CLEVELAND (AP) — Home has been anything but sweet for the Cleveland Browns.
Since their return as an expansion team in 1999, the Browns have had a winning record at home just once in 11 seasons at their downtown stadium, where the swirling winds off Lake Erie wreak havoc with field-goal attempts and where the notorious Dawg Pound lacks its old bite.
On Sunday, the Browns (0-1) will begin what they hope will be some much-needed home improvement as they host the Kansas City Chiefs (1-0), who began their season at home in refurbished Arrowhead Stadium on Monday night with a 21-14 win over San Diego.
The Browns are just 31-57 since ‘99 in Cleveland, where the city’s die-hard sports fans are looking for something to cheer about with the Indians locked in perpetual rebuilding mode, and after a certain NBA All-Star decided to take his talents to Miami.
“You’ve got to win at home,” said Browns kicker Phil Dawson, the sole player remaining from Cleveland’s NFL rebirth. “You want to win any of them, but the home games are the ones you’ve got to win. If you can hold your home court and steal a couple wins on the road, now you got a shot (at the playoffs).
“I don’t want to make a bigger deal about it than it is, but right now, we just need a win because it’s the next one on the schedule.”
The Browns, who have dropped five straight home openers, feel they let victory slip away last week at Tampa Bay. Leading 14-3 late in the first half, Cleveland quarterback Jake Delhomme threw a momentum-swaying interception that set up a touchdown by the Buccaneers, who capitalized on three turnovers for a 17-14 win.
Delhomme added injury to insult by hurting his right ankle on the first-half pick. The 35-year-old missed practice this week, and his status for Sunday may not be decided until he takes the field and tests his mobility during pre-game warmups.
Delhomme wants to make a better impression this week on Cleveland fans, who have spent the past few years watching the team’s quarterback carousel spin out of control and wondering when it will finally stop.
After winning just one of their first six home games last season, the Browns beat Oakland and Jacksonville to finish 3-5 at home. Not bad.
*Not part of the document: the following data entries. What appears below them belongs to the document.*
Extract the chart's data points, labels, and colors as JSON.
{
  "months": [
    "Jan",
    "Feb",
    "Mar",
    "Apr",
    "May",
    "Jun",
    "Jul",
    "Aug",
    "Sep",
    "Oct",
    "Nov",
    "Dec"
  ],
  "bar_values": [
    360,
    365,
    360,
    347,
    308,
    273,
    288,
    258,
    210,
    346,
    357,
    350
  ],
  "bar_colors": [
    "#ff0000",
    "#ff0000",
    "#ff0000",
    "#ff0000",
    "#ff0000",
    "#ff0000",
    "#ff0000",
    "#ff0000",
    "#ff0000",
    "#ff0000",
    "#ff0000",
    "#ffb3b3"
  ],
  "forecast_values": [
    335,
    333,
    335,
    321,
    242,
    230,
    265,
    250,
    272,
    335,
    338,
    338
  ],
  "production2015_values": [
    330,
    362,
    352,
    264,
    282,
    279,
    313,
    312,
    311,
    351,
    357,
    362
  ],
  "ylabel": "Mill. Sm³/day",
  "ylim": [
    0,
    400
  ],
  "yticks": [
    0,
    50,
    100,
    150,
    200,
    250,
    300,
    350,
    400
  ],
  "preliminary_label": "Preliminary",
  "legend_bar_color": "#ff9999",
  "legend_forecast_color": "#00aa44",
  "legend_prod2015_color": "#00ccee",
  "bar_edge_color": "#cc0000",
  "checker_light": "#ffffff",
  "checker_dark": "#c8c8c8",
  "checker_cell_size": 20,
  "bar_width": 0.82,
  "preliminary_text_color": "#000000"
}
Not good, either.
While playing in New Orleans, Browns linebacker Scott Fujita saw first hand what winning at home can do for a team and a region. The Saints enjoy one of the best home-field advantages in the league because their fans come to the Superdome ready to party — or to keep one going.
“You don’t want to put too much importance on one game, but it’s really important to set the tone for the season at home,” said Fujita, who signed as a free agent in March. “Teams who traditionally make the playoffs control their games at home. The years we were successful in New Orleans, we won almost every game at home. In the years we weren’t successful, it’s because we didn’t win at home.
“It’s a huge difference maker.”
The difference for the Chiefs last week were big plays and special teams.
Kansas City set a single-game team record with 160 punt return yards, 94 coming on a TD by rookie wide receiver Dexter McCluster. Other than that, the Chiefs didn’t do much, picking up only nine first downs and 197 total yards to 389 for the Chargers.
But there were signs of improvement and hope for the future as McCluster and fellow rookies Javier Arenas and Eric Berry flashed potential in front of a national TV audience. One of coach Todd Haley’s biggest challenges this week is getting his team ready after a short work week on top of traveling to another time zone.
“All those young guys getting a taste of that tempo was real good,” Haley said, “and hopefully they can continue to improve as we transition into becoming a good team.”
Last year, the Browns and Chiefs hooked up in a back-and-forth shootout that resulted in an NFL mark falling and the Hall of Fame requesting the game ball and other keepsakes.
Browns return specialist Joshua Cribbs took back two kickoffs more than 100 yards for TDs, giving him a record eight in his career. Cribbs was perhaps upstaged by teammate Jerome Harrison, who broke free for 286 yards — third most in league history — in Cleveland’s thrilling 41-34 win.
The Browns will use the occasion of their home opener to unveil a ring of honor inside their otherwise nondescript stadium. Encircling the field will be the names of Cleveland’s football greats: Paul Brown, Jim Brown, Otto Graham, Paul Warfield and others.
New team president Mike Holmgren hatched the idea for the ring, which will be uncovered during a halftime ceremony.
Fullback Lawrence Vickers, whose blocks helped spring Harrison last year in Kansas City wasn’t aware that this year’s opener would include a tribute to Cleveland’s past football glory. He said playing in front of legendary Browns will only make and his teammates better.
“We have a little bit more to play for,” said Vickers, acknowledging that a good start at home is essential for the psyche of Cleveland’s fans. “I want to give them something to come back for. We need our fans. They do a lot for us at home.”
It’s time for the Browns to do something in return.